To repeat, it is necessary to transcend ourselves in order that we may accept the value of another person. If we are just clinging to our own personal physical and mental personality, we will not be able to accept even the existence of another person. There is a superior personality in ourselves, a higher reason, a higher self, as we are told by great masters. There is a higher self in us which commingles with the selves of other people, but a lower self is also there which always sees evil everywhere and comes in conflict with other people.
We should accept the presence of a higher Self in our own selves, and also concede that in our after-death life we will not be the same people as we are here today. We should be mirrors of spiritual resplendence reflecting one in the other, which is supposed to be the nature of Brahmaloka, according to scriptures, where everyone is everywhere and we do not know who is where, in which place. Everything is seen reflected everywhere. All souls are all souls. Every soul is all soul, all soul is every soul. This is Brahmaloka, the highest heaven conceived of. If that is our real nature, how would we live this kind of wretched life of conflict, quarrel and disbelief among people, even if there is a difference of faiths and religions?
The differences among faiths and religions are due to the unfortunate segregation of cultural values, geographical conditions, languages, etc., as I mentioned, but they are not true to the personality of a human being. We are human beings first, Hindus and Buddhists and Jains and Sikhs and all other things afterwards. We are human beings first. In every religious person there is human nature preponderating, and no other thing can influence this human element in every person. If I am a human being, if you are a human being, then there is something common among ourselves. Any other designation that we have foisted upon ourselves based on conjectures of certain beliefs which cannot actually be regarded as ultimately meaningful will have to be abandoned.

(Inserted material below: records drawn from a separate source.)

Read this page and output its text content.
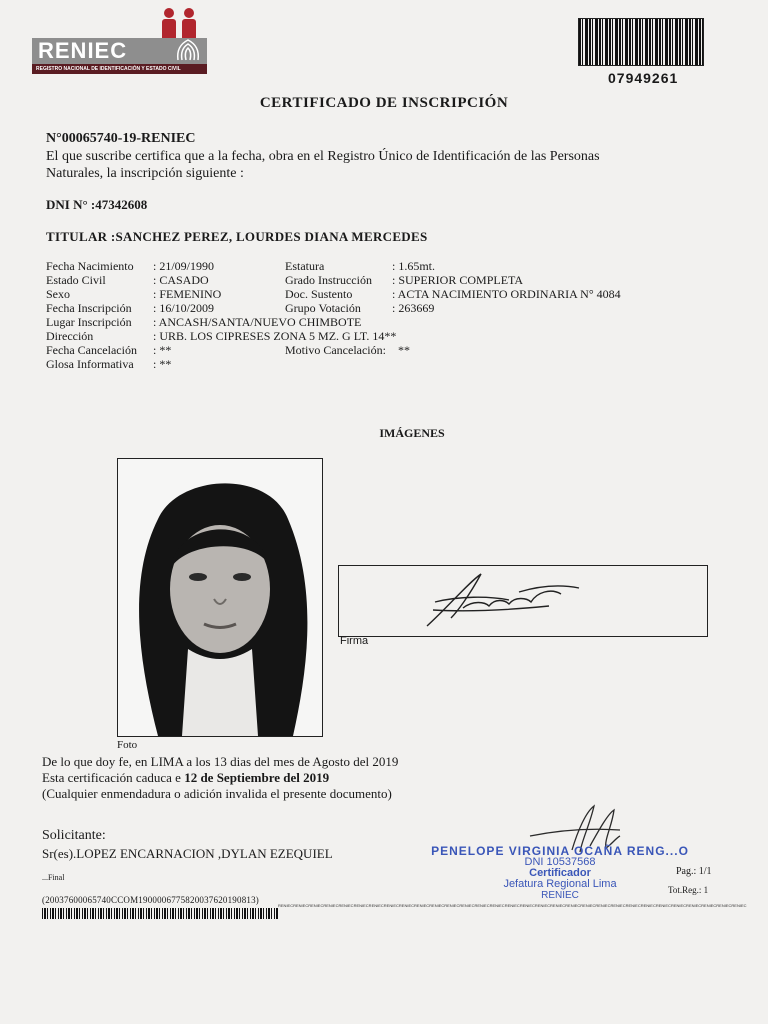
RENIEC
REGISTRO NACIONAL DE IDENTIFICACIÓN Y ESTADO CIVIL
07949261
CERTIFICADO DE INSCRIPCIÓN
N°00065740-19-RENIEC
El que suscribe certifica que a la fecha, obra en el Registro Único de Identificación de las Personas Naturales, la inscripción siguiente :
DNI N° :47342608
TITULAR :SANCHEZ PEREZ, LOURDES DIANA MERCEDES
Fecha Nacimiento : 21/09/1990	Estatura	: 1.65mt.
Estado Civil	: CASADO	Grado Instrucción : SUPERIOR COMPLETA
Sexo	: FEMENINO	Doc. Sustento	: ACTA NACIMIENTO ORDINARIA N° 4084
Fecha Inscripción : 16/10/2009	Grupo Votación	: 263669
Lugar Inscripción : ANCASH/SANTA/NUEVO CHIMBOTE
Dirección	: URB. LOS CIPRESES ZONA 5 MZ. G LT. 14**
Fecha Cancelación : **	Motivo Cancelación: **
Glosa Informativa : **
IMÁGENES
Foto
Firma
De lo que doy fe, en LIMA a los 13 dias del mes de Agosto del 2019
Esta certificación caduca e 12 de Septiembre del 2019
(Cualquier enmendadura o adición invalida el presente documento)
Solicitante:
Sr(es).LOPEZ ENCARNACION ,DYLAN EZEQUIEL
...Final
PENELOPE VIRGINIA OCAÑA RENG...O
DNI 10537568
Certificador
Jefatura Regional Lima
RENIEC
Pag.: 1/1
Tot.Reg.: 1
(20037600065740CCOM19000067758200376201908​13)
RENIECRENIECRENIECRENIECRENIECRENIECRENIECRENIECRENIECRENIECRENIECRENIECRENIECRENIECRENIECRENIECRENIECRENIECRENIECRENIECRENIECRENIECRENIECRENIECRENIECRENIECRENIECRENIECRENIECRENIECRENIEC
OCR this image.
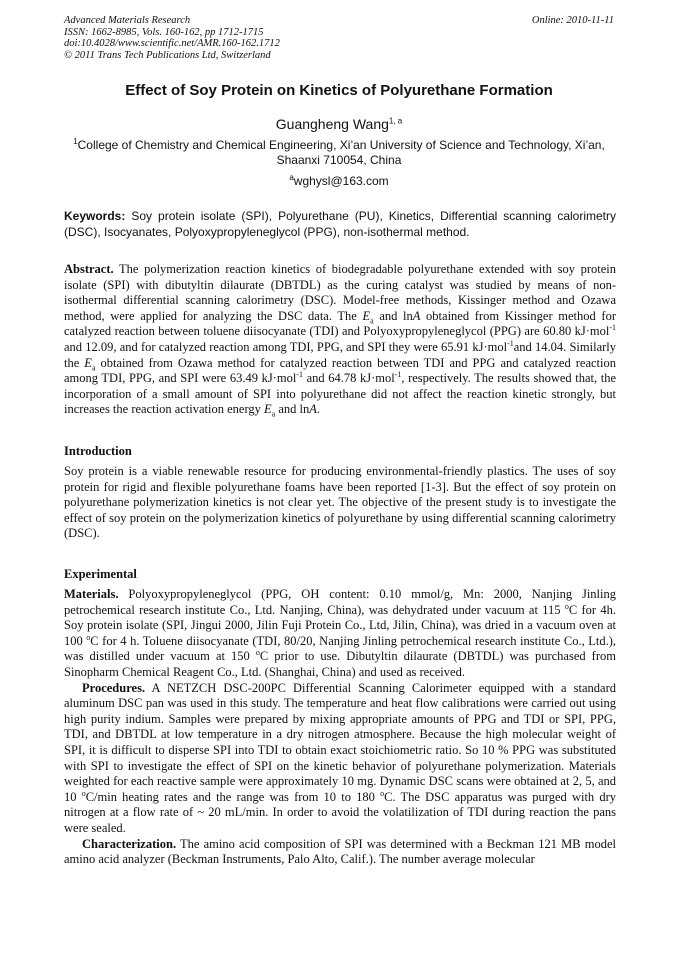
Advanced Materials Research
ISSN: 1662-8985, Vols. 160-162, pp 1712-1715
doi:10.4028/www.scientific.net/AMR.160-162.1712
© 2011 Trans Tech Publications Ltd, Switzerland
Online: 2010-11-11
Effect of Soy Protein on Kinetics of Polyurethane Formation
Guangheng Wang$^{1, a}$
$^1$College of Chemistry and Chemical Engineering, Xi’an University of Science and Technology, Xi’an,
Shaanxi 710054, China
$^a$wghysl@163.com
Keywords: Soy protein isolate (SPI), Polyurethane (PU), Kinetics, Differential scanning calorimetry (DSC), Isocyanates, Polyoxypropyleneglycol (PPG), non-isothermal method.
Abstract. The polymerization reaction kinetics of biodegradable polyurethane extended with soy protein isolate (SPI) with dibutyltin dilaurate (DBTDL) as the curing catalyst was studied by means of non-isothermal differential scanning calorimetry (DSC). Model-free methods, Kissinger method and Ozawa method, were applied for analyzing the DSC data. The $E_a$ and lnA obtained from Kissinger method for catalyzed reaction between toluene diisocyanate (TDI) and Polyoxypropyleneglycol (PPG) are 60.80 kJ·mol$^{-1}$ and 12.09, and for catalyzed reaction among TDI, PPG, and SPI they were 65.91 kJ·mol$^{-1}$and 14.04. Similarly the $E_a$ obtained from Ozawa method for catalyzed reaction between TDI and PPG and catalyzed reaction among TDI, PPG, and SPI were 63.49 kJ·mol$^{-1}$ and 64.78 kJ·mol$^{-1}$, respectively. The results showed that, the incorporation of a small amount of SPI into polyurethane did not affect the reaction kinetic strongly, but increases the reaction activation energy $E_a$ and lnA.
Introduction
Soy protein is a viable renewable resource for producing environmental-friendly plastics. The uses of soy protein for rigid and flexible polyurethane foams have been reported [1-3]. But the effect of soy protein on polyurethane polymerization kinetics is not clear yet. The objective of the present study is to investigate the effect of soy protein on the polymerization kinetics of polyurethane by using differential scanning calorimetry (DSC).
Experimental

Materials. Polyoxypropyleneglycol (PPG, OH content: 0.10 mmol/g, Mn: 2000, Nanjing Jinling petrochemical research institute Co., Ltd. Nanjing, China), was dehydrated under vacuum at 115 $^o$C for 4h. Soy protein isolate (SPI, Jingui 2000, Jilin Fuji Protein Co., Ltd, Jilin, China), was dried in a vacuum oven at 100 $^o$C for 4 h. Toluene diisocyanate (TDI, 80/20, Nanjing Jinling petrochemical research institute Co., Ltd.), was distilled under vacuum at 150 $^o$C prior to use. Dibutyltin dilaurate (DBTDL) was purchased from Sinopharm Chemical Reagent Co., Ltd. (Shanghai, China) and used as received.

Procedures. A NETZCH DSC-200PC Differential Scanning Calorimeter equipped with a standard aluminum DSC pan was used in this study. The temperature and heat flow calibrations were carried out using high purity indium. Samples were prepared by mixing appropriate amounts of PPG and TDI or SPI, PPG, TDI, and DBTDL at low temperature in a dry nitrogen atmosphere. Because the high molecular weight of SPI, it is difficult to disperse SPI into TDI to obtain exact stoichiometric ratio. So 10 % PPG was substituted with SPI to investigate the effect of SPI on the kinetic behavior of polyurethane polymerization. Materials weighted for each reactive sample were approximately 10 mg. Dynamic DSC scans were obtained at 2, 5, and 10 $^o$C/min heating rates and the range was from 10 to 180 $^o$C. The DSC apparatus was purged with dry nitrogen at a flow rate of ~ 20 mL/min. In order to avoid the volatilization of TDI during reaction the pans were sealed.

Characterization. The amino acid composition of SPI was determined with a Beckman 121 MB model amino acid analyzer (Beckman Instruments, Palo Alto, Calif.). The number average molecular
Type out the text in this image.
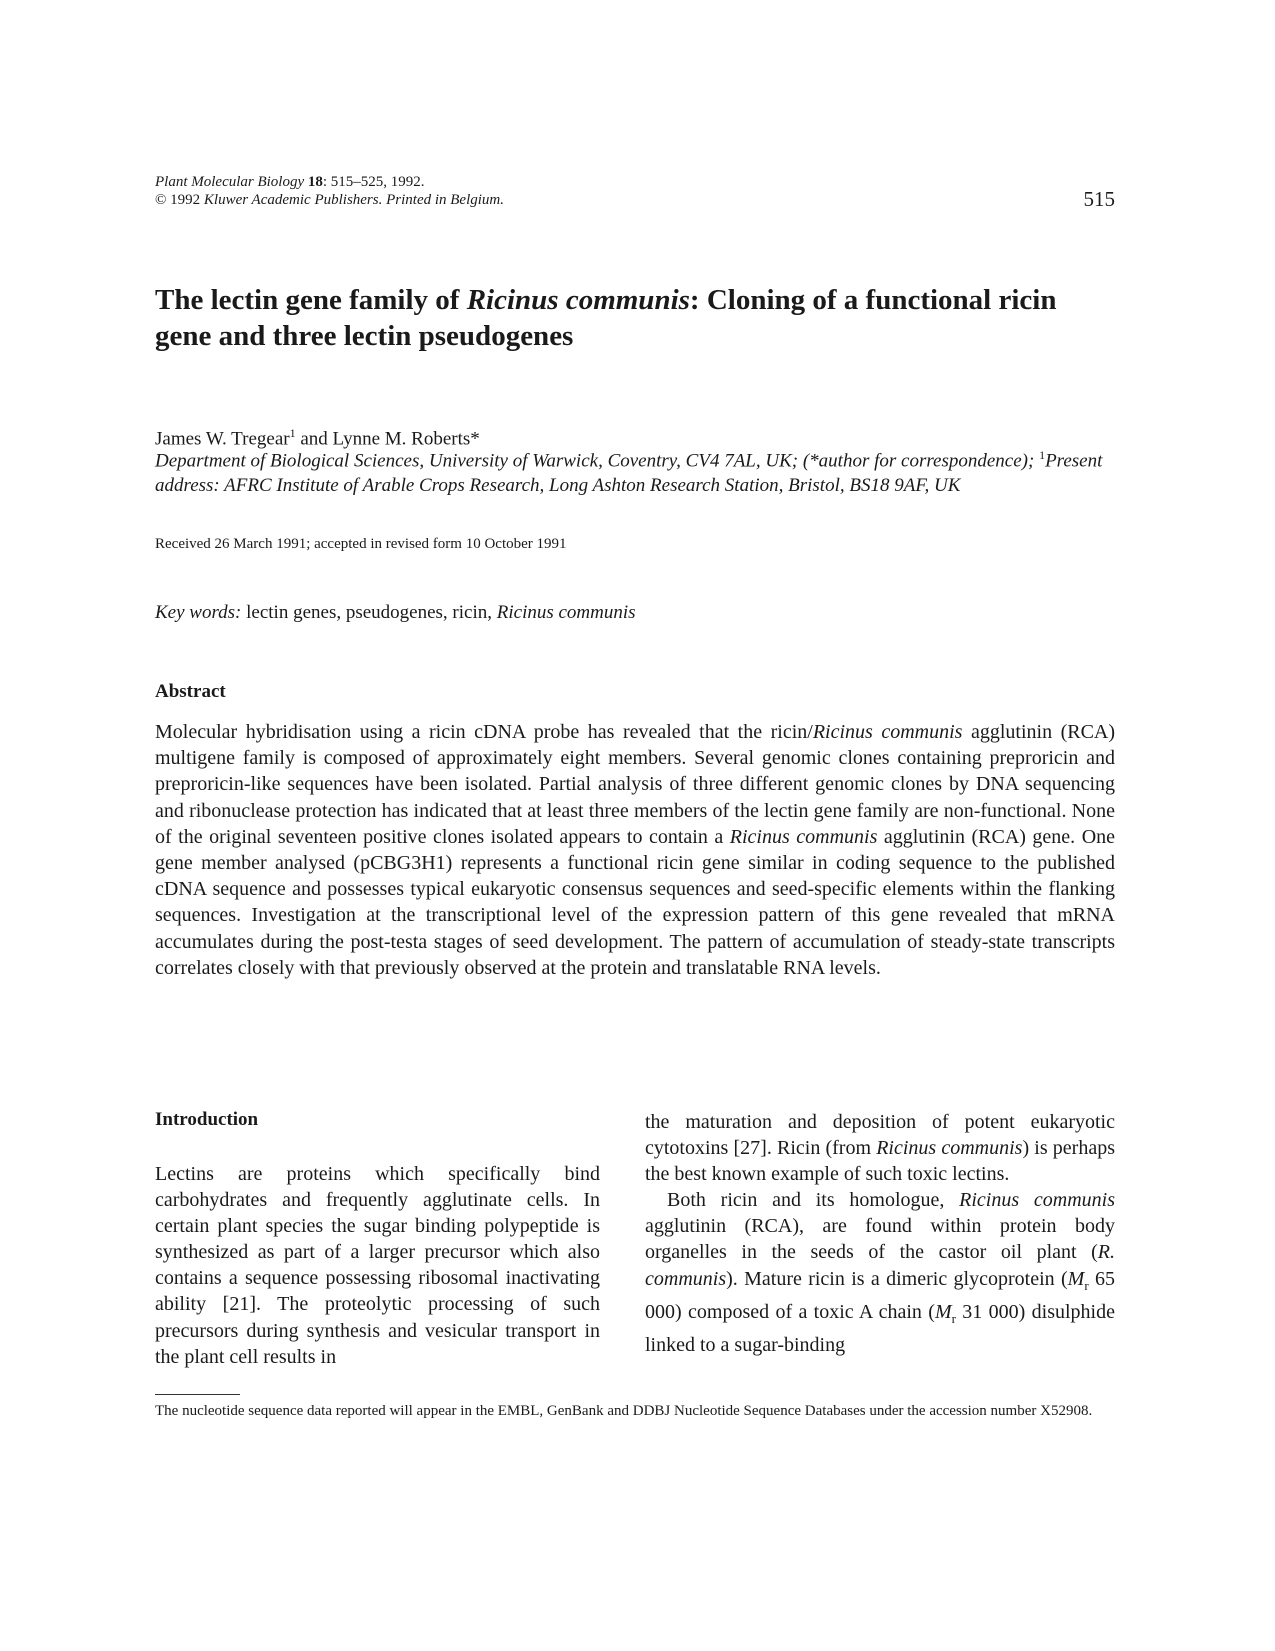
Plant Molecular Biology 18: 515–525, 1992.
© 1992 Kluwer Academic Publishers. Printed in Belgium.	515
The lectin gene family of Ricinus communis: Cloning of a functional ricin gene and three lectin pseudogenes
James W. Tregear$^1$ and Lynne M. Roberts*
Department of Biological Sciences, University of Warwick, Coventry, CV4 7AL, UK; (*author for correspondence); $^1$Present address: AFRC Institute of Arable Crops Research, Long Ashton Research Station, Bristol, BS18 9AF, UK
Received 26 March 1991; accepted in revised form 10 October 1991
Key words: lectin genes, pseudogenes, ricin, Ricinus communis
Abstract
Molecular hybridisation using a ricin cDNA probe has revealed that the ricin/Ricinus communis agglutinin (RCA) multigene family is composed of approximately eight members. Several genomic clones containing preproricin and preproricin-like sequences have been isolated. Partial analysis of three different genomic clones by DNA sequencing and ribonuclease protection has indicated that at least three members of the lectin gene family are non-functional. None of the original seventeen positive clones isolated appears to contain a Ricinus communis agglutinin (RCA) gene. One gene member analysed (pCBG3H1) represents a functional ricin gene similar in coding sequence to the published cDNA sequence and possesses typical eukaryotic consensus sequences and seed-specific elements within the flanking sequences. Investigation at the transcriptional level of the expression pattern of this gene revealed that mRNA accumulates during the post-testa stages of seed development. The pattern of accumulation of steady-state transcripts correlates closely with that previously observed at the protein and translatable RNA levels.
Introduction
Lectins are proteins which specifically bind carbohydrates and frequently agglutinate cells. In certain plant species the sugar binding polypeptide is synthesized as part of a larger precursor which also contains a sequence possessing ribosomal inactivating ability [21]. The proteolytic processing of such precursors during synthesis and vesicular transport in the plant cell results in

the maturation and deposition of potent eukaryotic cytotoxins [27]. Ricin (from Ricinus communis) is perhaps the best known example of such toxic lectins.

Both ricin and its homologue, Ricinus communis agglutinin (RCA), are found within protein body organelles in the seeds of the castor oil plant (R. communis). Mature ricin is a dimeric glycoprotein ($M_r$ 65 000) composed of a toxic A chain ($M_r$ 31 000) disulphide linked to a sugar-binding

The nucleotide sequence data reported will appear in the EMBL, GenBank and DDBJ Nucleotide Sequence Databases under the accession number X52908.
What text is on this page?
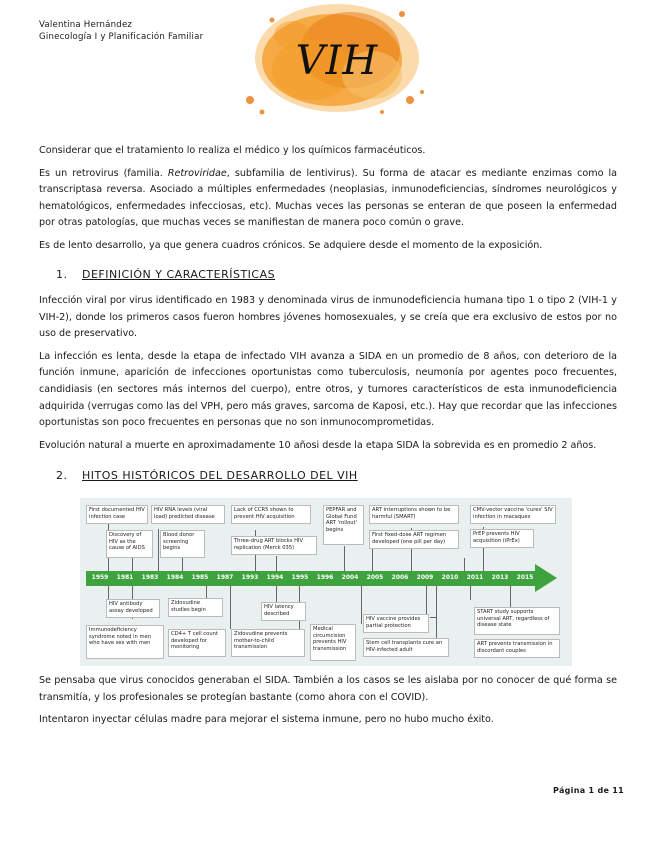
Valentina Hernández
Ginecología I y Planificación Familiar
VIH

Considerar que el tratamiento lo realiza el médico y los químicos farmacéuticos.

Es un retrovirus (familia. Retroviridae, subfamilia de lentivirus). Su forma de atacar es mediante enzimas como la transcriptasa reversa. Asociado a múltiples enfermedades (neoplasias, inmunodeficiencias, síndromes neurológicos y hematológicos, enfermedades infecciosas, etc). Muchas veces las personas se enteran de que poseen la enfermedad por otras patologías, que muchas veces se manifiestan de manera poco común o grave.

Es de lento desarrollo, ya que genera cuadros crónicos. Se adquiere desde el momento de la exposición.

1. DEFINICIÓN Y CARACTERÍSTICAS

Infección viral por virus identificado en 1983 y denominada virus de inmunodeficiencia humana tipo 1 o tipo 2 (VIH-1 y VIH-2), donde los primeros casos fueron hombres jóvenes homosexuales, y se creía que era exclusivo de estos por no uso de preservativo.

La infección es lenta, desde la etapa de infectado VIH avanza a SIDA en un promedio de 8 años, con deterioro de la función inmune, aparición de infecciones oportunistas como tuberculosis, neumonía por agentes poco frecuentes, candidiasis (en sectores más internos del cuerpo), entre otros, y tumores característicos de esta inmunodeficiencia adquirida (verrugas como las del VPH, pero más graves, sarcoma de Kaposi, etc.). Hay que recordar que las infecciones oportunistas son poco frecuentes en personas que no son inmunocomprometidas.

Evolución natural a muerte en aproximadamente 10 añosi desde la etapa SIDA la sobrevida es en promedio 2 años.

2. HITOS HISTÓRICOS DEL DESARROLLO DEL VIH
First documented HIV infection case
Discovery of HIV as the cause of AIDS
HIV RNA levels (viral load) predicted disease
Blood donor screening begins
Lack of CCR5 shown to prevent HIV acquisition
Three-drug ART blocks HIV replication (Merck 035)
PEPFAR and Global Fund ART 'rollout' begins
ART interruptions shown to be harmful (SMART)
First fixed-dose ART regimen developed (one pill per day)
CMV-vector vaccine 'cures' SIV infection in macaques
PrEP prevents HIV acquisition (iPrEx)
1959	1981	1983	1984	1985	1987	1993	1994	1995	1996	2004	2005	2006	2009	2010	2011	2013	2015
HIV antibody assay developed
Immunodeficiency syndrome noted in men who have sex with men
Zidovudine studies begin
CD4+ T cell count developed for monitoring
HIV latency described
Zidovudine prevents mother-to-child transmission
Medical circumcision prevents HIV transmission
HIV vaccine provides partial protection
Stem cell transplants cure an HIV-infected adult
START study supports universal ART, regardless of disease state
ART prevents transmission in discordant couples

Se pensaba que virus conocidos generaban el SIDA. También a los casos se les aislaba por no conocer de qué forma se transmitía, y los profesionales se protegían bastante (como ahora con el COVID).

Intentaron inyectar células madre para mejorar el sistema inmune, pero no hubo mucho éxito.

Página 1 de 11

We have to be very, very careful here in order that we may be blessings to our own selves. We cannot be receivers of blessing from heaven if we have no blessing to our own selves from our own selves. If we go contrary to our own nature and every action of ours is a conflict within ourselves, if we are ridden over with psychological discrepancies, then there is nonalignment of personality which creates nonalignment in society, and there is naturally conflict everywhere. We are ourselves torn individuals, and so we create a torn society. How would we join society together if individuals who form the society are tattered and torn, are shreds psychologically and psychoanalytically?
Should we not be honest to our own selves in this matter and have the courage to go to the depths of our problems? Merely saying that there are problems is of no meaning. If there are problems, there are also solutions to the problems. If we do not want to find the solutions and only want to parade the problems, and we go on yelling out that there are problems in the world and there is corruption everywhere, we will be nowhere, actually.
Let us, therefore, be honest and go deep into the problems of life, and see that there is a solution if we really want it, and there is certainly a possibility of not only an inter-blending of the religions and faiths of people, but it is possible to bring heaven to this earth, as great masters have told us.